Les services du Premier ministre russe Vladimir Poutine se montraient embarrassés dimanche après le vif échange politique de la veille entre l'homme fort du régime et un vétéran de la scène rock russe connu pour ses convictions d'opposition.

Le porte-parole de M. Poutine, Dmitri Peskov, s'est vu contraint de préciser dimanche que le chef du gouvernement n'avait nullement donné son feu vert au rassemblement d'opposition interdit, prévu lundi à Saint-Pétersbourg, en dépit de ses déclarations en faveur de la liberté d'expression.

Interrogé samedi par le chanteur du groupe DDT, Iouri Chevtchouk, sur cette manifestation dédiée à la défense de l'article 31 de la Constitution russe, qui autorise les rassemblements pacifiques, M. Poutine avait semblé valider l'initiative, remarquant que les autorités «ne doivent pas créer des conditions rendant impossible l'exercice de la liberté d'expression».
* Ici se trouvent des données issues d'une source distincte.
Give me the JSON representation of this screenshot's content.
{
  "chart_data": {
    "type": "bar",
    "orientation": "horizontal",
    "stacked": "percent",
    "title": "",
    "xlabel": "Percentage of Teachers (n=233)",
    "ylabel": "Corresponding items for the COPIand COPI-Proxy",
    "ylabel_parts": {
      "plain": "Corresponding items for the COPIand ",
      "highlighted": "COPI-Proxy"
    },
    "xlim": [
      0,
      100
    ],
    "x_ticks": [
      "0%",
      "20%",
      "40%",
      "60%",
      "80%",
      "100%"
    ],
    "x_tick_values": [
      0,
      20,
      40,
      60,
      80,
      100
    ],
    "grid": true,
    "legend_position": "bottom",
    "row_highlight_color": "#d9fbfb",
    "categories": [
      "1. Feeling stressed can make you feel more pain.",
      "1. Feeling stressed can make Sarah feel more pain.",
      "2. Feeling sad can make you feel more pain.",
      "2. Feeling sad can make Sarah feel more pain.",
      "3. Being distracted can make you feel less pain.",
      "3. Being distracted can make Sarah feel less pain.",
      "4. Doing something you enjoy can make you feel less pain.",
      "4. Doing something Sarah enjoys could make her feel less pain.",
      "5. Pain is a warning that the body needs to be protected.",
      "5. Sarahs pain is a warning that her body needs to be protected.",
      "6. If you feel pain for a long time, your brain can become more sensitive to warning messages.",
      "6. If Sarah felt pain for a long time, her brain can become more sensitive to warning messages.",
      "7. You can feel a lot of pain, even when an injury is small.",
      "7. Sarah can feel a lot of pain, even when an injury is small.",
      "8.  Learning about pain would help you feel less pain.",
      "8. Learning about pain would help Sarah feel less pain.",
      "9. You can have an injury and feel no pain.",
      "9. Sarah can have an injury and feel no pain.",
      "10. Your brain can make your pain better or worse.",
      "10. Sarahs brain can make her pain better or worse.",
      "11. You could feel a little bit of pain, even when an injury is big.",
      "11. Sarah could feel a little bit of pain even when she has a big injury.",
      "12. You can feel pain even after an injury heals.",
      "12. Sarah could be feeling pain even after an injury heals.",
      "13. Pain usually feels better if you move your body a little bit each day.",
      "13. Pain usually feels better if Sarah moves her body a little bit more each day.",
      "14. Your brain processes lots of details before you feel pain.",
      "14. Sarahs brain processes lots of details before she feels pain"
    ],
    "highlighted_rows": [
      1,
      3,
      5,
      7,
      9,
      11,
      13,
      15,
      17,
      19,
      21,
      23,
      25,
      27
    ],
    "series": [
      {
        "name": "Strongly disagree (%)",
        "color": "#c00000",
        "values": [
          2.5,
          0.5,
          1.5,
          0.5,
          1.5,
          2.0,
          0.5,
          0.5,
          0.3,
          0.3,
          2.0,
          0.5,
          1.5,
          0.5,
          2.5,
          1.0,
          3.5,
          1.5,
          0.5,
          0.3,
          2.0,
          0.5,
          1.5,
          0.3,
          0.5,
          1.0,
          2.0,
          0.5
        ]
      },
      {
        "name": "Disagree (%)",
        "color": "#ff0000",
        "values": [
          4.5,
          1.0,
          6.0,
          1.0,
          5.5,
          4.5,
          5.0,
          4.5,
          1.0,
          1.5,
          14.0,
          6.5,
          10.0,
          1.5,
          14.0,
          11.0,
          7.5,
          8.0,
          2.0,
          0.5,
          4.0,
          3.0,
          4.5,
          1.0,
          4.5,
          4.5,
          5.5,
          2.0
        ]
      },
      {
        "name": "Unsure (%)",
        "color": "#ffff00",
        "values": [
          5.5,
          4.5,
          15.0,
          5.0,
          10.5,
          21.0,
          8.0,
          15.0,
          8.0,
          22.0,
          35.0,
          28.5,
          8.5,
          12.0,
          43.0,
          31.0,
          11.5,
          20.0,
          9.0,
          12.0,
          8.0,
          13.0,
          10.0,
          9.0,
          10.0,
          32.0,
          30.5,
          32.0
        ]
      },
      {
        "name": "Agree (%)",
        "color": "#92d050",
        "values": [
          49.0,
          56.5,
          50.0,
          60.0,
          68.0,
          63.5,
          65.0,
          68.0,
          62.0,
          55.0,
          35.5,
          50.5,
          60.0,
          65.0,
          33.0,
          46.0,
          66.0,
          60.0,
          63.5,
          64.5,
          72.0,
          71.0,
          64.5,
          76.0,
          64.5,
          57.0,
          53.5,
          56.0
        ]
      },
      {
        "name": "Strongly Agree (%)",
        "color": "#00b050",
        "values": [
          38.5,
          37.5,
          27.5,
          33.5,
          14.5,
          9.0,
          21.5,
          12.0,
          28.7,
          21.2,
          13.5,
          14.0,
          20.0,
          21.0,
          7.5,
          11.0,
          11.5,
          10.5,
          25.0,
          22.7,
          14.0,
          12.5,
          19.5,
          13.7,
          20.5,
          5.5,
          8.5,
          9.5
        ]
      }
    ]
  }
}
«Si je constate que des gens sont sortis, pas juste pour jacasser ou se faire de la pub, mais pour exprimer des choses pertinentes, concrètes (....) où est le mal ? Il faut leur dire merci», avait-il répondu lors d'une soirée de bienfaisance.

Le chanteur demandait à M. Poutine si la manifestation, à laquelle il comptait se rendre, serait «dispersée».

Il s'était auparavant livré à une diatribe très critique sur l'état de la démocratie en Russie et l'absence de liberté de la presse, un discours rarement entendu en public, a fortiori en présence de M. Poutine.

«L'électorat de protestation croît dans le pays, vous le savez. Beaucoup de gens sont insatisfaits de la situation», a lancé le chanteur, un vétéran de la scène russe connu depuis les années 1980 pour ses chansons au ton contestataire.

«Prévoyez-vous une démocratisation sérieuse, sincère et honnête du pays ? Afin que les ONG cessent d'être étranglées, que nous cessions d'avoir peur des policiers dans la rue ?», avait-il déclaré à l'homme fort du régime.

Celui-ci a répondu assez sèchement au chanteur, l'accusant de «noircir» l'image des forces de l'ordre et de transformer la conversation en «bazar» à force d'interruptions.

Une transcription de la conversation a été publiée sur le site internet du gouvernement russe, tandis que les chaînes de télévision en passaient des morceaux choisis.

Le porte-parole de M. Poutine a déploré sur les ondes de la radio Echo de Moscou que «beaucoup de gens interprètent à présent de façon exaltée (cette) discussion (...) et en dénaturent le sens», notamment au sujet de la manifestation de lundi.

«On entend même des appels à passer à l'action, étant donné que Poutine l'a permis et qu'on ne touchera à personne. Il n'y a rien de semblable, Poutine n'a rien autorisé car il ne peut pas le faire, c'est du ressort des autorités locales», a-t-il ajouté.

Les manifestations d'opposition sont fréquemment interdites en Russie, et, lorsqu'elles ont lieu malgré tout, donnent souvent lieu à des arrestations musclées.

Les opposants russes ont pour coutume de se rassembler les 31 de chaque mois pour défendre l'article 31 de la Constitution, qu'ils jugent bafoué. Des rassemblements sont ainsi prévus lundi à Saint-Pétersbourg, Moscou et Rostov-sur-le-Don (sud-ouest), ville où doit débuter le même jour un sommet UE-Russie.